|No. 1430 James Keys was born in Dundee, Scotland around 1847. His family origins remain obscure. When he attested for ten years
service with the 79th (The Queen's Own Cameron Highlanders) Regiment of Foot on 15 May, 1865 he had been employed as a
boiler maker. Keys’ career with the 79th was steady with only one blotch to mar his years with the colours.
He was granted his first Good Conduct Pay on 11 May, 1868 and his second on 11 May, 1871. Promoted Corporal on 4 May, 1872
Keys had his singular lapse in soldierly judgment when he was arrested just four days later for drunkenness. Perhaps he celebrated
his promotion with a bit too much enthusiasm! Tried and convicted he was reduced to Private and forfeited his Good Conduct Pay.
He must have learned the error of his ways as the next two entries in his Record of Service show his Good Conduct Pay being
restored to him on 6 July, 1873 and 6 July, 1874. He re-engaged to complete his 21 long service years at Aldershot on 13 May, 1875.
Receiving his 3rd Good Conduct Pay on 14 May, 1877, he finally won his Corporal’s chevrons back on 13 August, 1878, Appointed
Lance Sergeant on17 July, 1879, he was promoted to the full rank of Sergeant a little less than a year later on 3 March, 1880.
Entitled to his 4th Good Conduct Pay on 14 May, 1883 he was promoted to Colour-Sergeant on 1 December, 1883. He was entitled
to his 5th and final Good Conduct Pay on 6 July, 1886. Colour-Sergeant James Keys took his discharge after 21 years, 53 days with
the colours on 6 July, 1886.
Keys’ postings at home and abroad included:
Home: 11 May, 1865 – 9 July, 1866
India: 10 July, 1866 – 6 November, 1874
Home: 7 November, 1874 – 2 June, 1879
Gibraltar: 3 June, 1879 – 23 July, 1880
Home: 24 July, 1880 – 26 November, 1882
Egypt: 27 November, 1882 – 18 June, 1886
Home: 18 June, 1886 – 6 July, 1886
Although his battalion was present at the Battle of Tel-el-Kebir on 13 September, 1882, Keys himself did not arrive in Egypt until
later in November. Keys did see active service during the failed attempt to relieve General Gordon at Khartoum and received the
Egyptian Campaign Medal for the Nile Expedition with the single clasp “The Nile 1884-85”. In his photograph Keys wears his single
clasped medal alone although he would also have been entitled to the bronze Khedive’s Star.

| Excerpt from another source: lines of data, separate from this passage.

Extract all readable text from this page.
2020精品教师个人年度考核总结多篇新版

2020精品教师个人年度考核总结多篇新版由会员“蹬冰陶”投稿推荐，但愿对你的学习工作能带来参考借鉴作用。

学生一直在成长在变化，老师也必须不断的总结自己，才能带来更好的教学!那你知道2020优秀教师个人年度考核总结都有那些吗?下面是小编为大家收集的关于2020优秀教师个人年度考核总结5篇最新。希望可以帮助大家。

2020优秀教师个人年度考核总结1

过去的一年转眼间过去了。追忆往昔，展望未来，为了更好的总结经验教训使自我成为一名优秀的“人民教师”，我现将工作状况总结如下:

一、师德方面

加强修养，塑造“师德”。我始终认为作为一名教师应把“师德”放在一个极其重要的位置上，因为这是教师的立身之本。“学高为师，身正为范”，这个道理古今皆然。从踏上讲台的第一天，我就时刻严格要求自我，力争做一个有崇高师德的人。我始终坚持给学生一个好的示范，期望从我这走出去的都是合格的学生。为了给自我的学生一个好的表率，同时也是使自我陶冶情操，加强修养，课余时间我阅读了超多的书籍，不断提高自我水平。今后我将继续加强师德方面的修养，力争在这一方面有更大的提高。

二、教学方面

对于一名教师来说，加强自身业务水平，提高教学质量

James Keys married Miss Margaret Taylor at Edinburgh, Scotland on 23 June, 1876. The union produced at least one child, a
daughter named Helen who was born sometime around 1887 in Glasgow. In 1891 Keys was employed as a porter in a writer’s office
in Glasgow, a position he still held ten years later.
A pension case sheet attached to his service records indicates that former Colour-Sergeant James Keys was still receiving his
pension as late as March, 1929. No further mention of Keys is had been found after that date.